Obama, the IMF and OECD are all wrong about Brexit, these economists say

The 'Brexit' debacle, explained
The 'Brexit' debacle, explained

A group of economists has just made a bold claim: President Obama, the International Monetary Fund and just about every big Wall Street bank have got their sums wrong about Britain's prospects if it exits the European Union.

Rather than hitting trade and slowing growth, a so-called Brexit would boost the U.K. economy by 4%, the group of eight independent economists said Thursday.

They include Roger Bootle, a former chief economist at HSBC (HSBC) and founder of Capital Economics, and Gerard Lyons, chief economic adviser to Boris Johnson, the London mayor who is campaigning for Brexit.

But their view is something of a minority report. Government finance experts, the Bank of England, the IMF and many forecasters working for banks and other institutions, say Brexit would cause an immediate shock, followed by a weaker trajectory for growth in the long term.

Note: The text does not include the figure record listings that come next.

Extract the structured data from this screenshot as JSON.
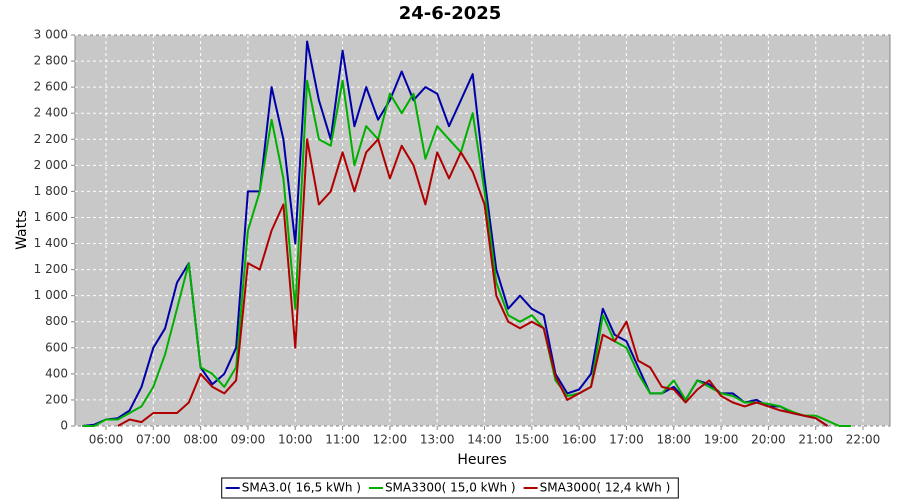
{
  "chart_data": {
    "type": "line",
    "title": "24-6-2025",
    "x_label": "Heures",
    "y_label": "Watts",
    "x": [
      5.5,
      5.75,
      6,
      6.25,
      6.5,
      6.75,
      7,
      7.25,
      7.5,
      7.75,
      8,
      8.25,
      8.5,
      8.75,
      9,
      9.25,
      9.5,
      9.75,
      10,
      10.25,
      10.5,
      10.75,
      11,
      11.25,
      11.5,
      11.75,
      12,
      12.25,
      12.5,
      12.75,
      13,
      13.25,
      13.5,
      13.75,
      14,
      14.25,
      14.5,
      14.75,
      15,
      15.25,
      15.5,
      15.75,
      16,
      16.25,
      16.5,
      16.75,
      17,
      17.25,
      17.5,
      17.75,
      18,
      18.25,
      18.5,
      18.75,
      19,
      19.25,
      19.5,
      19.75,
      20,
      20.25,
      20.5,
      20.75,
      21,
      21.25,
      21.5,
      21.75
    ],
    "series": [
      {
        "name": "SMA3.0( 16,5 kWh )",
        "color": "#0000a8",
        "values": [
          0,
          10,
          50,
          60,
          120,
          300,
          600,
          750,
          1100,
          1250,
          450,
          320,
          400,
          600,
          1800,
          1800,
          2600,
          2200,
          1400,
          2950,
          2500,
          2200,
          2880,
          2300,
          2600,
          2350,
          2500,
          2720,
          2500,
          2600,
          2550,
          2300,
          2500,
          2700,
          1900,
          1200,
          900,
          1000,
          900,
          850,
          400,
          250,
          280,
          400,
          900,
          700,
          650,
          450,
          250,
          250,
          300,
          200,
          350,
          320,
          250,
          250,
          180,
          200,
          150,
          150,
          100,
          80,
          60,
          0,
          null,
          null
        ]
      },
      {
        "name": "SMA3300( 15,0 kWh )",
        "color": "#00b000",
        "values": [
          0,
          0,
          50,
          50,
          100,
          150,
          300,
          550,
          900,
          1250,
          450,
          400,
          300,
          450,
          1500,
          1800,
          2350,
          1900,
          900,
          2650,
          2200,
          2150,
          2650,
          2000,
          2300,
          2200,
          2550,
          2400,
          2550,
          2050,
          2300,
          2200,
          2100,
          2400,
          1800,
          1100,
          850,
          800,
          850,
          750,
          350,
          230,
          250,
          300,
          850,
          650,
          600,
          400,
          250,
          250,
          350,
          200,
          350,
          300,
          250,
          230,
          180,
          180,
          170,
          150,
          110,
          80,
          80,
          40,
          0,
          0
        ]
      },
      {
        "name": "SMA3000( 12,4 kWh )",
        "color": "#b00000",
        "values": [
          null,
          null,
          null,
          0,
          50,
          30,
          100,
          100,
          100,
          180,
          400,
          300,
          250,
          350,
          1250,
          1200,
          1500,
          1700,
          600,
          2200,
          1700,
          1800,
          2100,
          1800,
          2100,
          2200,
          1900,
          2150,
          2000,
          1700,
          2100,
          1900,
          2100,
          1950,
          1700,
          1000,
          800,
          750,
          800,
          750,
          380,
          200,
          250,
          300,
          700,
          650,
          800,
          500,
          450,
          300,
          280,
          180,
          280,
          350,
          230,
          180,
          150,
          180,
          150,
          120,
          100,
          80,
          60,
          0,
          null,
          null
        ]
      }
    ],
    "xlim": [
      5.345,
      22.57
    ],
    "xticks": [
      {
        "value": 6,
        "label": "06:00"
      },
      {
        "value": 7,
        "label": "07:00"
      },
      {
        "value": 8,
        "label": "08:00"
      },
      {
        "value": 9,
        "label": "09:00"
      },
      {
        "value": 10,
        "label": "10:00"
      },
      {
        "value": 11,
        "label": "11:00"
      },
      {
        "value": 12,
        "label": "12:00"
      },
      {
        "value": 13,
        "label": "13:00"
      },
      {
        "value": 14,
        "label": "14:00"
      },
      {
        "value": 15,
        "label": "15:00"
      },
      {
        "value": 16,
        "label": "16:00"
      },
      {
        "value": 17,
        "label": "17:00"
      },
      {
        "value": 18,
        "label": "18:00"
      },
      {
        "value": 19,
        "label": "19:00"
      },
      {
        "value": 20,
        "label": "20:00"
      },
      {
        "value": 21,
        "label": "21:00"
      },
      {
        "value": 22,
        "label": "22:00"
      }
    ],
    "ylim": [
      0,
      3000
    ],
    "yticks": [
      0,
      200,
      400,
      600,
      800,
      {
        "value": 1000,
        "label": "1 000"
      },
      {
        "value": 1200,
        "label": "1 200"
      },
      {
        "value": 1400,
        "label": "1 400"
      },
      {
        "value": 1600,
        "label": "1 600"
      },
      {
        "value": 1800,
        "label": "1 800"
      },
      {
        "value": 2000,
        "label": "2 000"
      },
      {
        "value": 2200,
        "label": "2 200"
      },
      {
        "value": 2400,
        "label": "2 400"
      },
      {
        "value": 2600,
        "label": "2 600"
      },
      {
        "value": 2800,
        "label": "2 800"
      },
      {
        "value": 3000,
        "label": "3 000"
      }
    ],
    "grid": true,
    "legend": "bottom"
  }
}
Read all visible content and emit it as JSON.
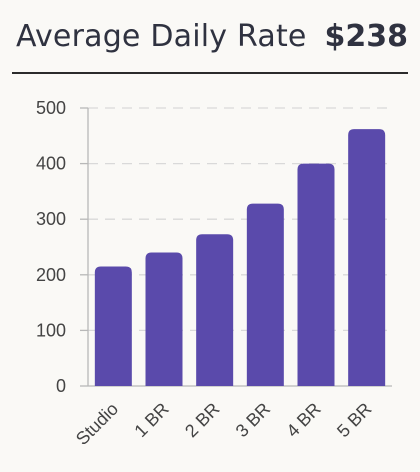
{
  "header": {
    "title": "Average Daily Rate",
    "value": "$238"
  },
  "colors": {
    "bar": "#5a4aab",
    "grid": "#d9d9d9",
    "axis": "#b8b8b8",
    "tick_label": "#444444",
    "divider": "#2b2b2b"
  },
  "chart_data": {
    "type": "bar",
    "title": "Average Daily Rate",
    "xlabel": "",
    "ylabel": "",
    "categories": [
      "Studio",
      "1 BR",
      "2 BR",
      "3 BR",
      "4 BR",
      "5 BR"
    ],
    "values": [
      215,
      240,
      273,
      328,
      400,
      462
    ],
    "ylim": [
      0,
      500
    ],
    "yticks": [
      0,
      100,
      200,
      300,
      400,
      500
    ],
    "grid": true,
    "legend": "none"
  }
}
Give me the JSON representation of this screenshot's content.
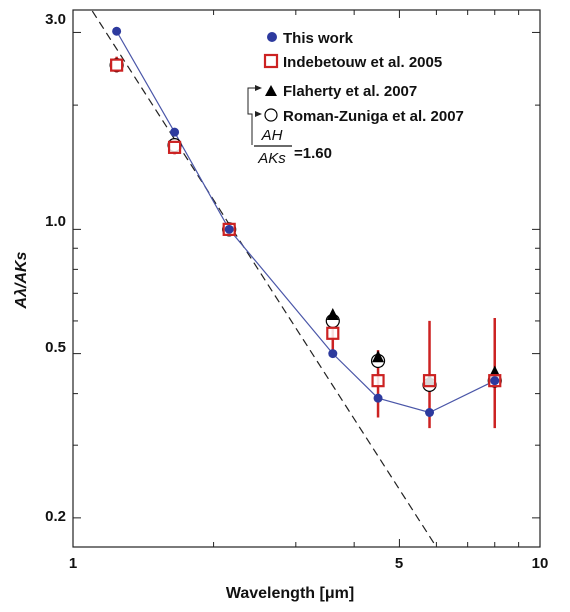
{
  "chart_data": {
    "type": "scatter",
    "xlabel": "Wavelength [μm]",
    "ylabel": "Aλ/AKs",
    "xscale": "log",
    "yscale": "log",
    "xlim": [
      1,
      10
    ],
    "ylim": [
      0.17,
      3.4
    ],
    "x_ticks": [
      "1",
      "5",
      "10"
    ],
    "y_ticks": [
      "0.2",
      "0.5",
      "1.0",
      "3.0"
    ],
    "series": [
      {
        "name": "This work",
        "marker": "filled-circle",
        "color": "#2d3a9e",
        "connected": true,
        "x": [
          1.24,
          1.65,
          2.16,
          3.6,
          4.5,
          5.8,
          8.0
        ],
        "y": [
          3.02,
          1.72,
          1.0,
          0.5,
          0.39,
          0.36,
          0.43
        ]
      },
      {
        "name": "Indebetouw et al. 2005",
        "marker": "open-square",
        "color": "#cc2222",
        "x": [
          1.24,
          1.65,
          2.16,
          3.6,
          4.5,
          5.8,
          8.0
        ],
        "y": [
          2.5,
          1.58,
          1.0,
          0.56,
          0.43,
          0.43,
          0.43
        ],
        "yerr_low": [
          2.4,
          1.52,
          0.98,
          0.49,
          0.35,
          0.33,
          0.33
        ],
        "yerr_high": [
          2.62,
          1.64,
          1.02,
          0.63,
          0.51,
          0.6,
          0.61
        ]
      },
      {
        "name": "Flaherty et al. 2007",
        "marker": "filled-triangle",
        "color": "#000000",
        "x": [
          3.6,
          4.5,
          5.8,
          8.0
        ],
        "y": [
          0.62,
          0.49,
          0.43,
          0.45
        ]
      },
      {
        "name": "Roman-Zuniga et al. 2007",
        "marker": "open-circle",
        "color": "#000000",
        "x": [
          1.24,
          1.65,
          2.16,
          3.6,
          4.5,
          5.8,
          8.0
        ],
        "y": [
          2.5,
          1.6,
          1.0,
          0.6,
          0.48,
          0.42,
          0.43
        ]
      }
    ],
    "power_law_curve": {
      "style": "dashed",
      "x": [
        1.1,
        6.0
      ],
      "y": [
        3.38,
        0.17
      ]
    },
    "annotation": {
      "numerator": "AH",
      "denominator": "AKs",
      "value_text": "=1.60"
    }
  },
  "colors": {
    "this_work": "#2d3a9e",
    "indebetouw": "#cc2222",
    "black": "#000000"
  }
}
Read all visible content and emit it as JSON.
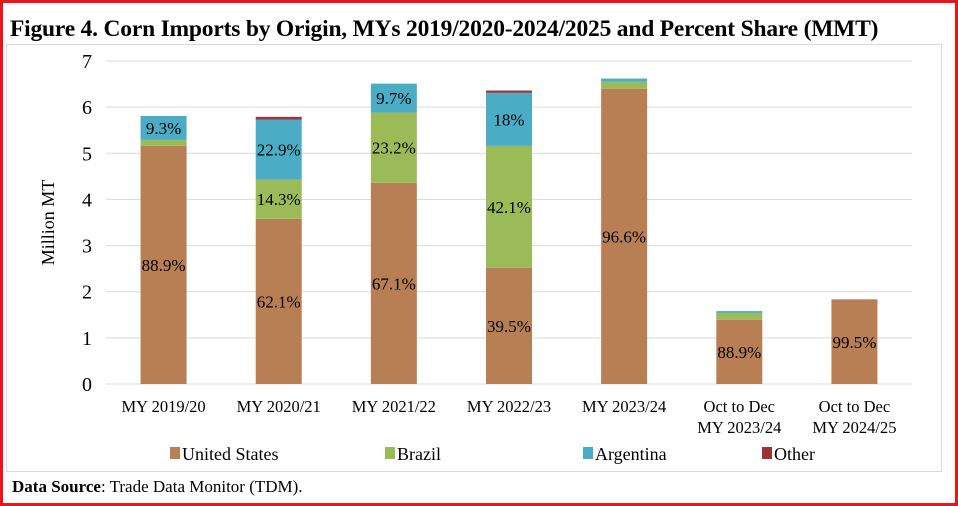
{
  "title": "Figure 4. Corn Imports by Origin, MYs 2019/2020-2024/2025 and Percent Share (MMT)",
  "source": {
    "label": "Data Source",
    "text": ": Trade Data Monitor (TDM)."
  },
  "chart_data": {
    "type": "bar",
    "stacked": true,
    "title": "Figure 4. Corn Imports by Origin, MYs 2019/2020-2024/2025 and Percent Share (MMT)",
    "xlabel": "",
    "ylabel": "Million MT",
    "ylim": [
      0,
      7
    ],
    "yticks": [
      0,
      1,
      2,
      3,
      4,
      5,
      6,
      7
    ],
    "grid": true,
    "legend_position": "bottom",
    "categories": [
      [
        "MY 2019/20"
      ],
      [
        "MY 2020/21"
      ],
      [
        "MY 2021/22"
      ],
      [
        "MY 2022/23"
      ],
      [
        "MY 2023/24"
      ],
      [
        "Oct to Dec",
        "MY 2023/24"
      ],
      [
        "Oct to Dec",
        "MY 2024/25"
      ]
    ],
    "series": [
      {
        "name": "United States",
        "color": "#b87f55",
        "values": [
          5.16,
          3.58,
          4.36,
          2.52,
          6.4,
          1.39,
          1.82
        ],
        "labels": [
          "88.9%",
          "62.1%",
          "67.1%",
          "39.5%",
          "96.6%",
          "88.9%",
          "99.5%"
        ]
      },
      {
        "name": "Brazil",
        "color": "#9bbb59",
        "values": [
          0.13,
          0.85,
          1.52,
          2.64,
          0.15,
          0.15,
          0.0
        ],
        "labels": [
          "",
          "14.3%",
          "23.2%",
          "42.1%",
          "",
          "",
          ""
        ]
      },
      {
        "name": "Argentina",
        "color": "#4bacc6",
        "values": [
          0.52,
          1.3,
          0.63,
          1.15,
          0.07,
          0.04,
          0.0
        ],
        "labels": [
          "9.3%",
          "22.9%",
          "9.7%",
          "18%",
          "",
          "",
          ""
        ]
      },
      {
        "name": "Other",
        "color": "#9b3438",
        "values": [
          0.0,
          0.06,
          0.0,
          0.05,
          0.0,
          0.0,
          0.01
        ],
        "labels": [
          "",
          "",
          "",
          "",
          "",
          "",
          ""
        ]
      }
    ]
  }
}
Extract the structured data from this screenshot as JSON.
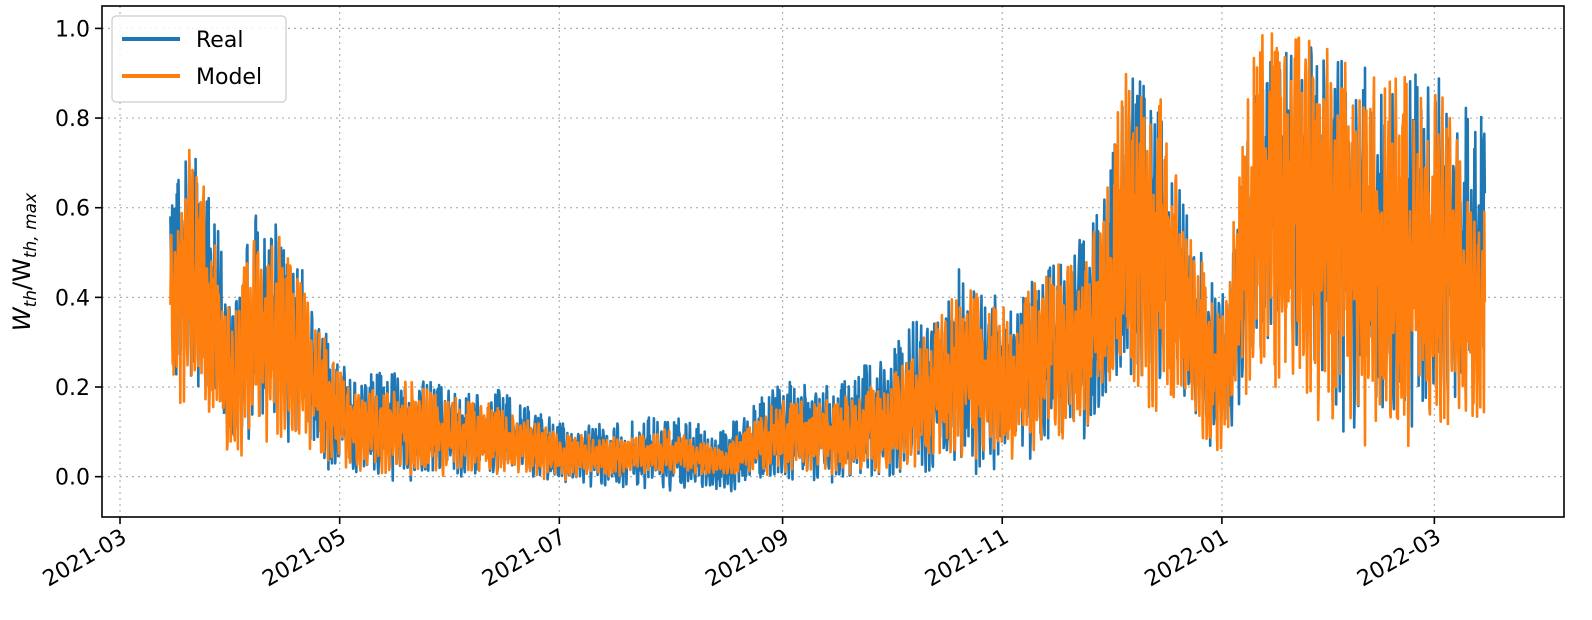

The Organisation for Economic Cooperation and Development joined the chorus this week, predicting that U.K. GDP would be 3% lower by 2020 than if the country remains in the 28-country bloc. The IMF has warned that Brexit would be "negative on all fronts."

In fact, there's evidence that the uncertainty surrounding the result of the June 23 referendum is already hurting the economy.

Related: Obama warns against Brexit

The impact on trade is at the center of the economic arguments over what would happen if the British people vote to leave the EU.

Those opposing Brexit say trade would suffer because the U.K. would lose access to Europe's single market, and would have to negotiate new trade deals -- a lengthy process with an uncertain outcome.

But the pro-Brexit economists said Thursday the U.K. could do without free trade agreements. They say the country could rely on World Trade Organization rules that govern the international flow of goods.

They argue that leaving the EU may actually boost trade, because protectionist regulations inflate prices of manufacturing and agriculture inside the bloc, and make the U.K. less competitive. Removing these barriers would push consumer prices down 8%, they said.

However, a government analysis says this scenario would be highly damaging to the U.K. economy. Officials estimate GDP would be about 7.5% smaller after 15 years than it would have been.

The future of London's financial center is also under spotlight. Several big banks, including HSBC, have warned they could move some of their business away from the U.K. in the event of Brexit.

A study by PriceWaterhouseCoopers said dropping out of the EU could cost Britain's financial sector as many as 100,000 jobs in the coming years.

But the pro-Brexit economists dismiss these warnings.

"2.2 million people work in the financial services industry and the infrastructure associated with that is not easily replicated ... London leads globally, with no major European competition," they said.

They say leaving the bloc would give the U.K. better control over financial regulation, which is now decided in Brussels.